The employee experience directly impacts your bottom line
The employee experience and your company culture likely don’t have their own line items on your P&L, but rather its ROI is in the operational and financial numbers you’re already tracking like turnover, retention, productivity, and recruiting. When looking at turnover, for example, cost estimates range from tens of thousands of dollars to 2x the employee’s annual salary (depending on their level), and with turnover being directly tied to the employee experience, that’s just the tip of the ROI iceberg.
In Jacob Morgan’s Employee Experience Advantage, Morgan notes that companies that invest in the employee experience are four times as profitable as those that don’t and have more than two times the average revenue. In addition, those that invested most heavily in employee experience were included 28 times as often among Fast Company’s Most Innovative Companies, 11.5 times as often in Glassdoor’s Best Places to Work, 2.1 times as often in Forbes’s list of the World’s Most Innovative Companies, 4.4 times as often in LinkedIn’s list of North America’s Most In-Demand Employers, and twice as often in the American Customer Satisfaction Index. Essentially, an engaged, creative and energetic workforce outperforms the competition in performance, customer service, valuation, and revenue.
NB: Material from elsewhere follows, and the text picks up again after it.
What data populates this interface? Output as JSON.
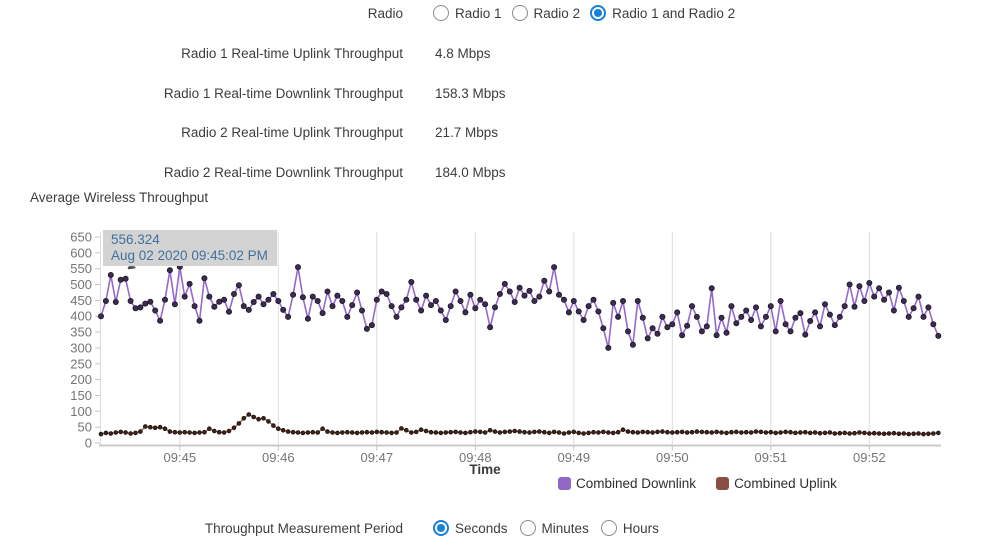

The employee experience impacts the customer experience
As business leaders, we put a lot of time and energy into the experience our customers have with our brand and it’s for good reason. Harvard Business Review notes that “depending on what industry you’re in, it’s 5 to 25 times as expensive to win a new customer as it is to keep a current customer.” With today’s media-heightened society, one review, encounter, or social media post can make a significant positive or negative impact on your organization.
A positive or negative brand experience comes from the interactions your customers have with your employees. While creating a corporate culture where employees are committed to improving customer satisfaction makes good business sense, the only way to achieve this is to ensure your employees have a positive employee experience.
As companies continue to strive for growth and profitability, prioritizing a better employee experience is the right place to start. Companies that don’t put their employees first will continue to over-invest in quick wins and tactics to woo customers and increase their brand loyalty, when in reality the best way to improve your bottom-line metrics are the brand ambassadors already working at your company. When companies invest in their people and the employee experience, the ROI on critical business metrics is clear.